The majority opinion places emphasis on the fact that surgery was able to be postponed, stating that "nothing in the record indicates that a sense of urgency existed to remove the bony spurs or that appellant was made aware of any urgency." However, this begs the question. It was appellant who made the decision to postpone surgery for personal reasons until January 1986. It is clear from the letter to Dr. Kamenar that Dr. Selman only suggested further diagnostic procedures since appellant did not want to have surgery at that time. Thus, it is not sufficient to prove appellant was not put on notice to inquire.2
The majority opinion herein thus ignores the holding ofAllenius v. Thomas, supra, and requires the "cognizable event" to be the time when appellant states he was actually informed of the misdiagnosis of multiple sclerosis contrary to the case law as promulgated by the Ohio Supreme Court. Even *Page 343 construing the available evidence most strongly in favor of appellant, reasonable minds could only conclude appellant wasput on notice and that he should have inquired as to his condition on September 4, 1985. Since he did not so inquire, and since his action against appellees was filed beyond the applicable statute of limitations under R.C. 2305.11(A), appellees' motions for summary judgment were properly granted.
Accordingly, appellant's second and third assignments of error lack merit and the summary judgment of the trial court should be affirmed.

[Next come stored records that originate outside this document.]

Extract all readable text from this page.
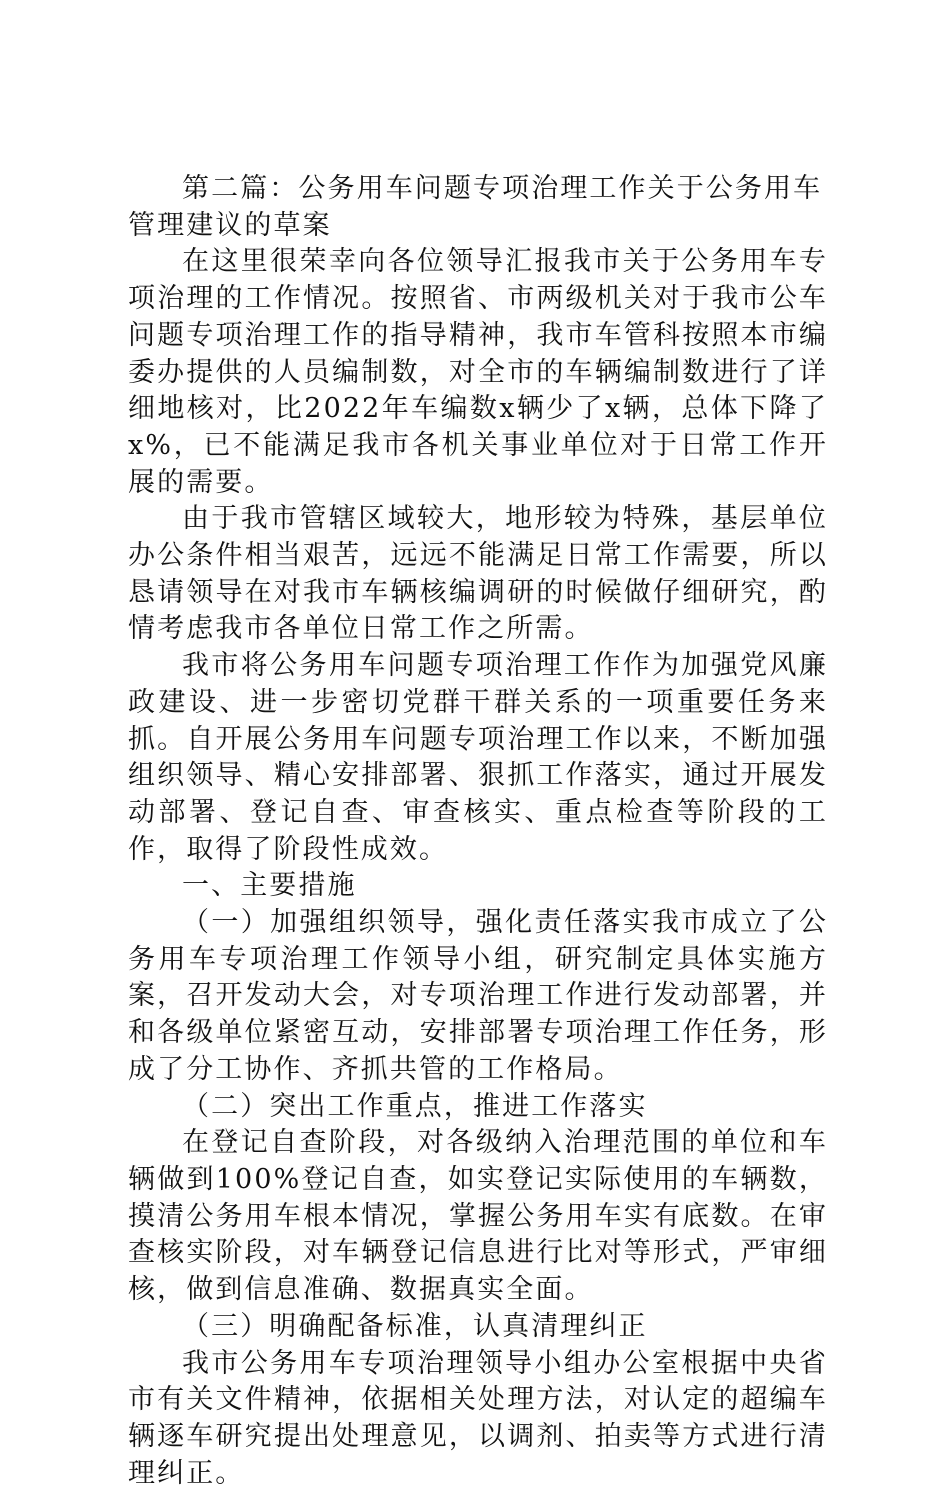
第二篇：公务用车问题专项治理工作关于公务用车管理建议的草案

在这里很荣幸向各位领导汇报我市关于公务用车专项治理的工作情况。按照省、市两级机关对于我市公车问题专项治理工作的指导精神，我市车管科按照本市编委办提供的人员编制数，对全市的车辆编制数进行了详细地核对，比2022年车编数x辆少了x辆，总体下降了x%，已不能满足我市各机关事业单位对于日常工作开展的需要。

由于我市管辖区域较大，地形较为特殊，基层单位办公条件相当艰苦，远远不能满足日常工作需要，所以恳请领导在对我市车辆核编调研的时候做仔细研究，酌情考虑我市各单位日常工作之所需。

我市将公务用车问题专项治理工作作为加强党风廉政建设、进一步密切党群干群关系的一项重要任务来抓。自开展公务用车问题专项治理工作以来，不断加强组织领导、精心安排部署、狠抓工作落实，通过开展发动部署、登记自查、审查核实、重点检查等阶段的工作，取得了阶段性成效。

一、主要措施

（一）加强组织领导，强化责任落实我市成立了公务用车专项治理工作领导小组，研究制定具体实施方案，召开发动大会，对专项治理工作进行发动部署，并和各级单位紧密互动，安排部署专项治理工作任务，形成了分工协作、齐抓共管的工作格局。

（二）突出工作重点，推进工作落实

在登记自查阶段，对各级纳入治理范围的单位和车辆做到100%登记自查，如实登记实际使用的车辆数，摸清公务用车根本情况，掌握公务用车实有底数。在审查核实阶段，对车辆登记信息进行比对等形式，严审细核，做到信息准确、数据真实全面。

（三）明确配备标准，认真清理纠正

我市公务用车专项治理领导小组办公室根据中央省市有关文件精神，依据相关处理方法，对认定的超编车辆逐车研究提出处理意见，以调剂、拍卖等方式进行清理纠正。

2 A further question is thus also raised that is pertinent to this court's inquiry: viz., was Dr. Selman unable to determine that appellant's condition was not due to multiple sclerosis until he operated? If Dr. Selman had no knowledge appellant's condition was a result of cervical myelopathy until his surgery on January 14, 1986, how could there be malpractice in the previous doctors' actions before that date?